As noted above, the appropriate activity code for running on a treadmill is Y93.A1; the gymnasium’s place of occurrence code is Y92.39; and the external cause status code in this case would be Y99.8, recreating or not playing sports for income or while a student.
So, in this example, you would submit a grand total of four ICD-10 codes to accurately describe that the patient presented with a sprained right Achilles tendon – an injury that they suffered during recreational running on a treadmill. rolling in a gym.
Understanding the ICD-10 coding structure will help you streamline your coding process, but there is a few more random bits of information rehabilitation therapists should know:
- In addition to the codes in Chapter 19: Injury, Poisoning and Certain Other Consequences of External Causes, many codes applicable to rehabilitation therapists are found in Chapter 13: Musculoskeletal and Connective Tissue Diseases. Most of these codes have site and laterality designations to describe the bone, joint or muscle related to the patient’s condition.
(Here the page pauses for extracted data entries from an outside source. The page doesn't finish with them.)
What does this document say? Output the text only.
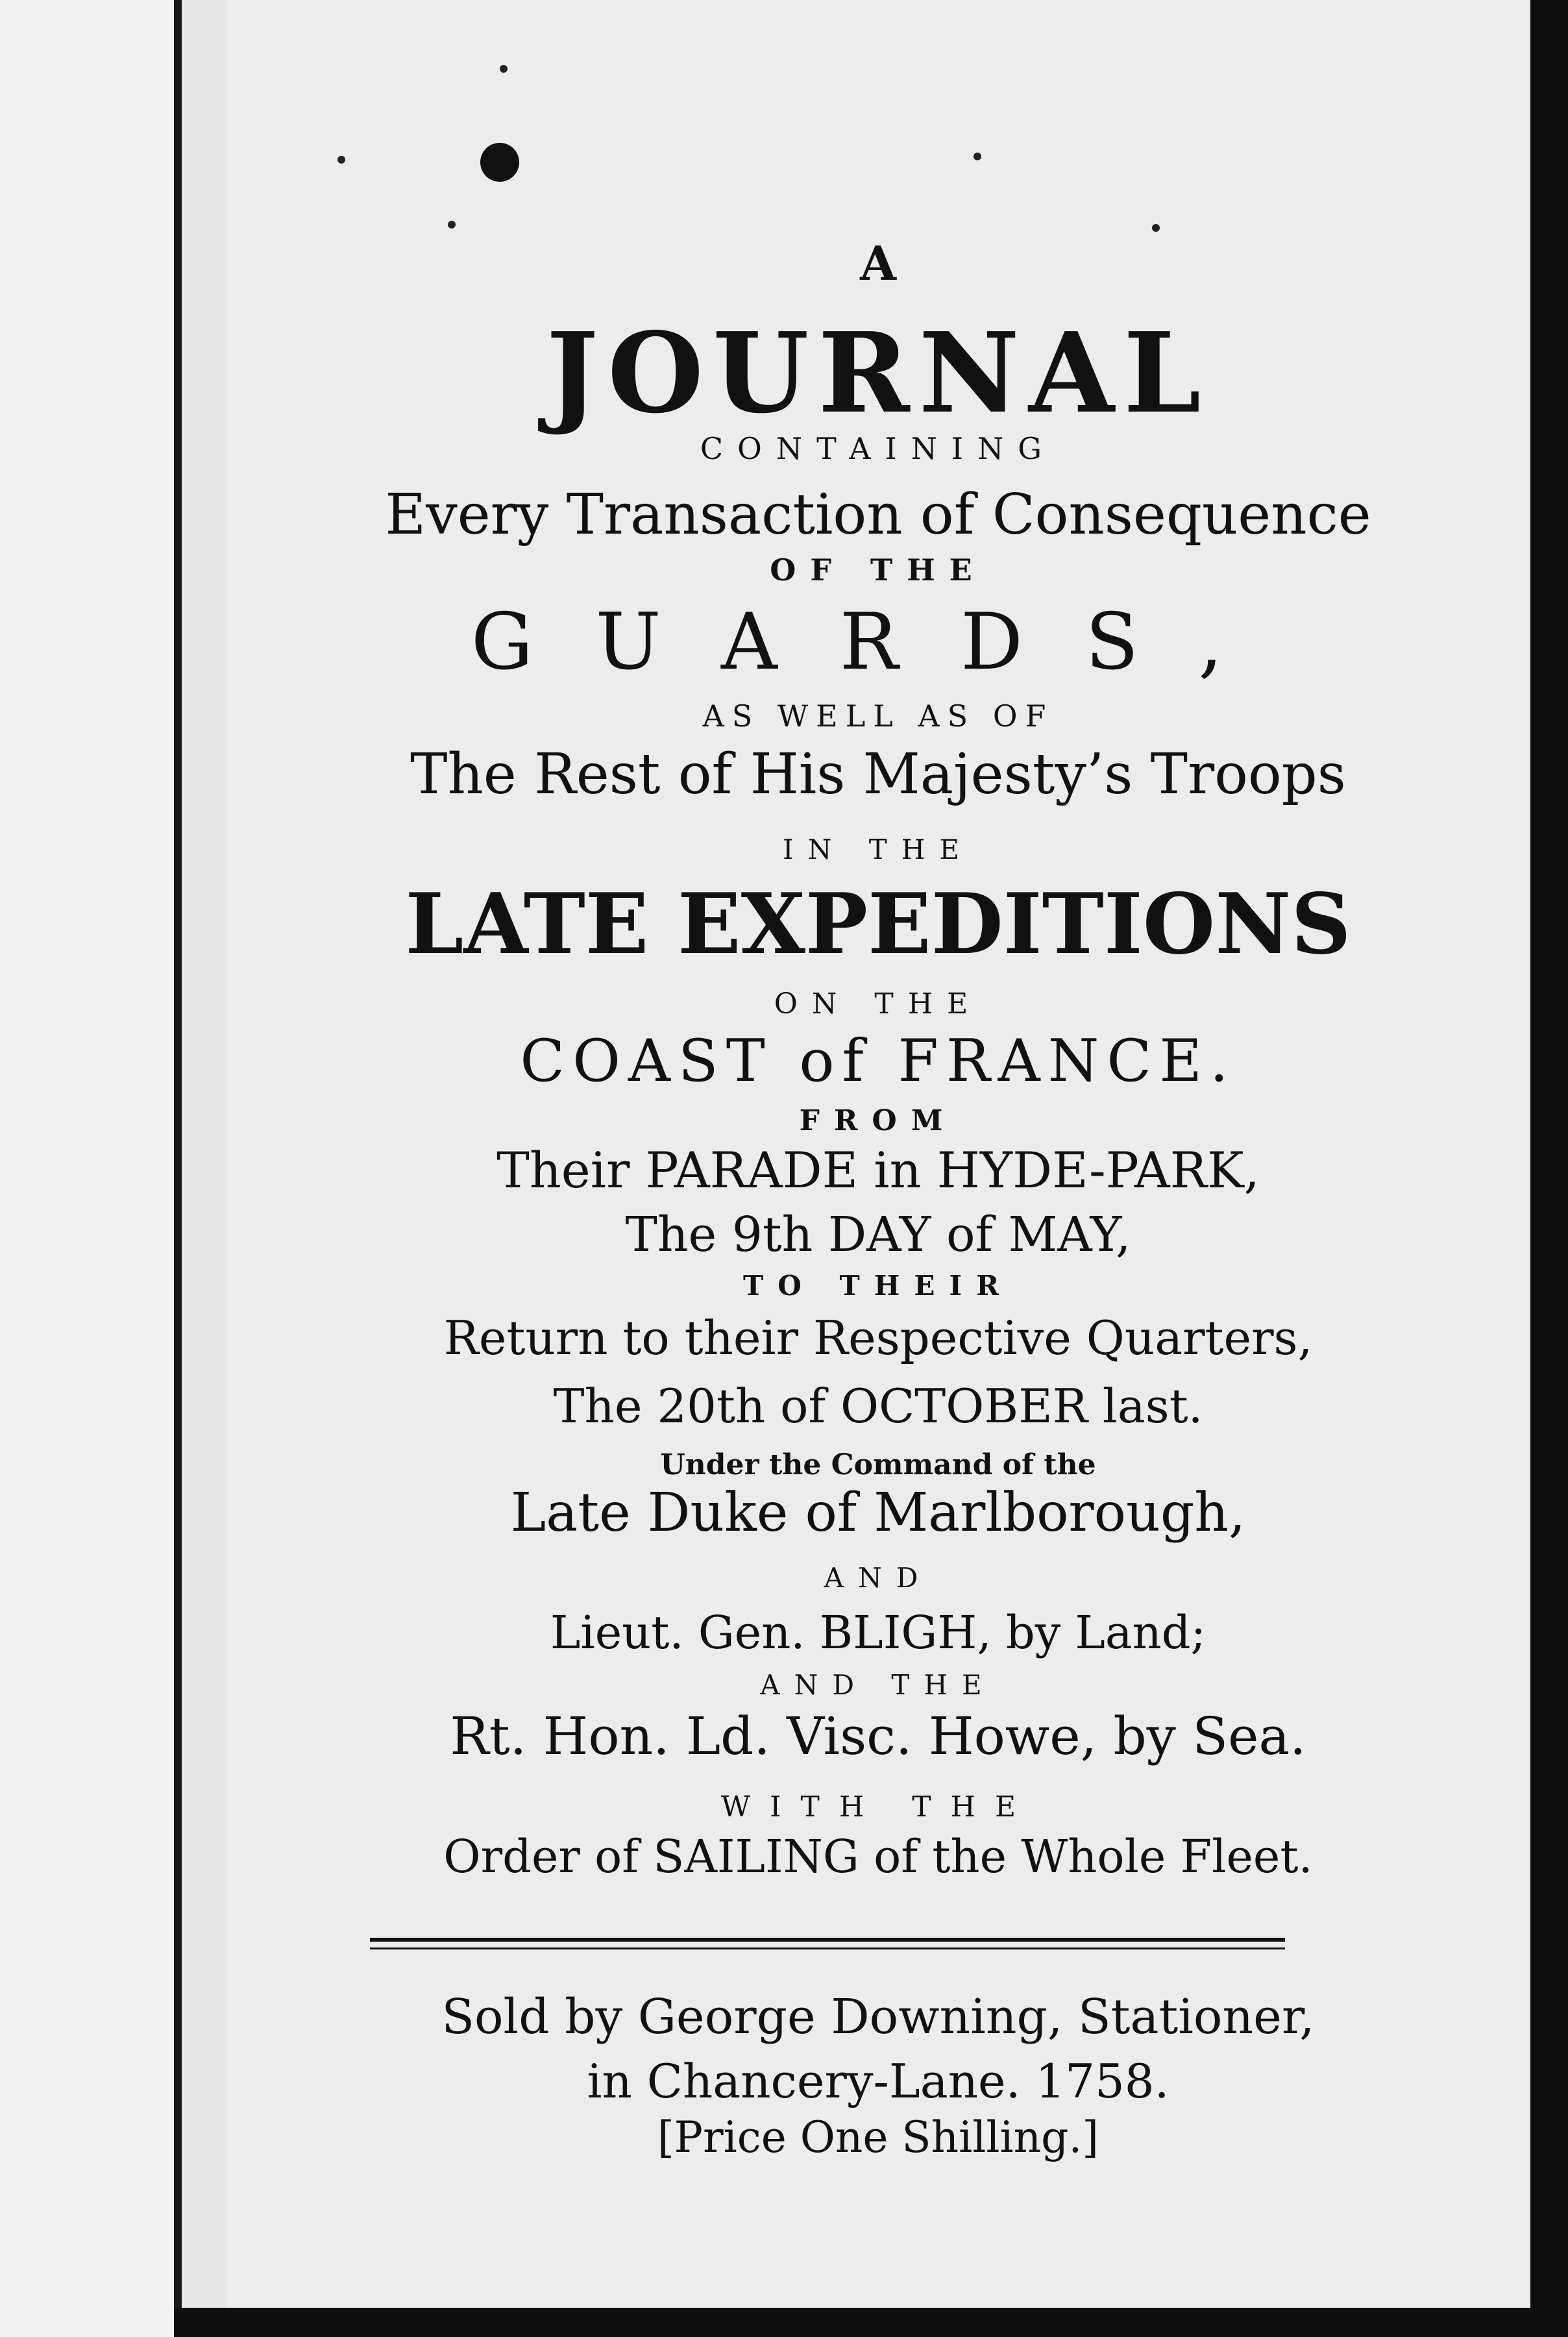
A
JOURNAL
CONTAINING
Every Transaction of Consequence
OF THE
GUARDS,
AS WELL AS OF
The Rest of His Majesty’s Troops
IN THE
LATE EXPEDITIONS
ON THE
COAST of FRANCE.
FROM
Their PARADE in HYDE-PARK,
The 9th DAY of MAY,
TO THEIR
Return to their Respective Quarters,
The 20th of OCTOBER last.
Under the Command of the
Late Duke of Marlborough,
AND
Lieut. Gen. BLIGH, by Land;
AND THE
Rt. Hon. Ld. Visc. Howe, by Sea.
WITH THE
Order of SAILING of the Whole Fleet.
Sold by George Downing, Stationer,
in Chancery-Lane. 1758.
[Price One Shilling.]
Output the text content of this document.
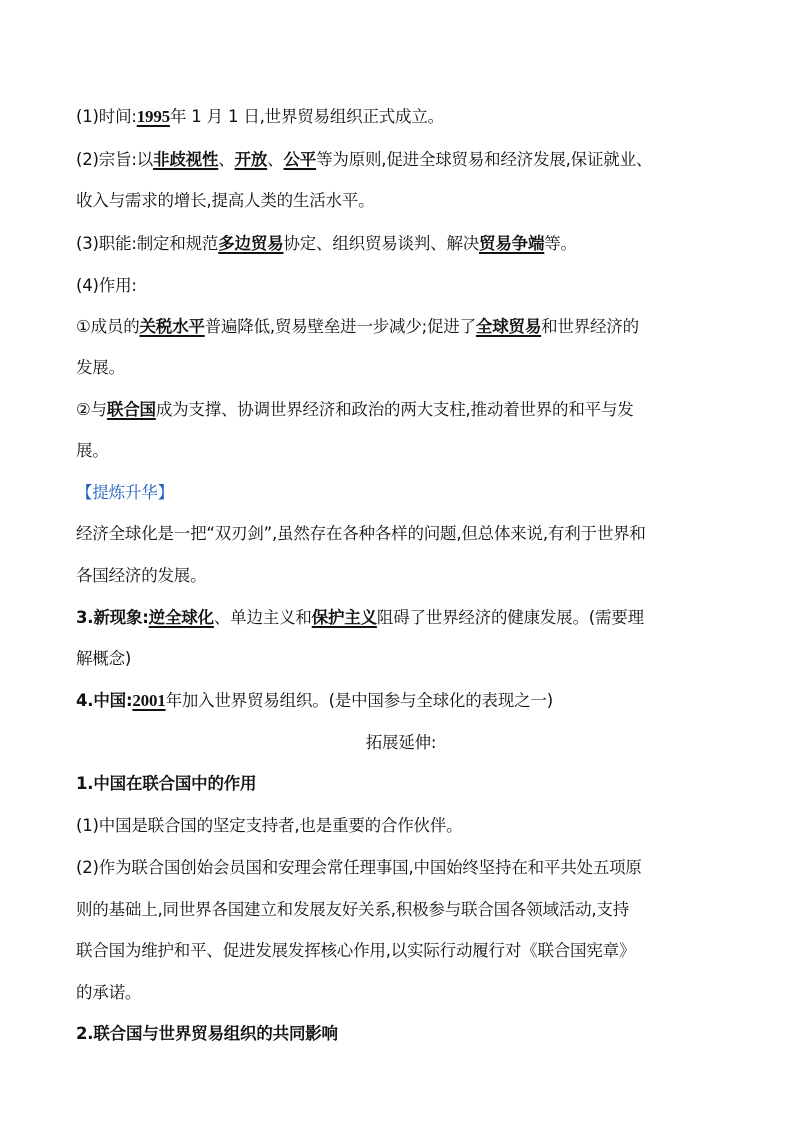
(1)时间:1995年 1 月 1 日,世界贸易组织正式成立。
(2)宗旨:以非歧视性、开放、公平等为原则,促进全球贸易和经济发展,保证就业、
收入与需求的增长,提高人类的生活水平。
(3)职能:制定和规范多边贸易协定、组织贸易谈判、解决贸易争端等。
(4)作用:
①成员的关税水平普遍降低,贸易壁垒进一步减少;促进了全球贸易和世界经济的
发展。
②与联合国成为支撑、协调世界经济和政治的两大支柱,推动着世界的和平与发
展。
【提炼升华】
经济全球化是一把“双刃剑”,虽然存在各种各样的问题,但总体来说,有利于世界和
各国经济的发展。
3.新现象:逆全球化、单边主义和保护主义阻碍了世界经济的健康发展。(需要理
解概念)
4.中国:2001年加入世界贸易组织。(是中国参与全球化的表现之一)
拓展延伸:
1.中国在联合国中的作用
(1)中国是联合国的坚定支持者,也是重要的合作伙伴。
(2)作为联合国创始会员国和安理会常任理事国,中国始终坚持在和平共处五项原
则的基础上,同世界各国建立和发展友好关系,积极参与联合国各领域活动,支持
联合国为维护和平、促进发展发挥核心作用,以实际行动履行对《联合国宪章》
的承诺。
2.联合国与世界贸易组织的共同影响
- For conditions involving multiple sites, such as osteoarthritis, there is often a “multi-site” code. If no “multiple sites” code is available, you must report several codes to indicate all the different sites concerned.
- In some treatment scenarios, the bone is affected at the lower end (eg, osteoporosis, M80, M81). Even though the affected area may be located at the level of the joint, the site of the disease is still considered the bone, not the joint.
- Many musculoskeletal conditions are the result of a previous injury or trauma, or are recurrent conditions. Most bone, joint, or muscle conditions resulting from healed wounds appear in Chapter 13 (Chapter “M”). This chapter also includes most of the recurrent bone, joint or muscle conditions. So while you should generally code chronic or recurring injuries using codes from Chapter 13, you should code current acute injuries using the appropriate injury code from Chapter 19.
- Some codes in chapter 13 (Musculoskeletal system and connective tissue diseases) may require external cause codes in addition to the musculoskeletal condition code to help identify the underlying cause of the disease.
See? When taken apart and examined piece by piece, the ICD-10’s coding structure isn’t all that scary. That said, we understand if you still have questions. Please feel free to drop them below and we’ll do our best to help you.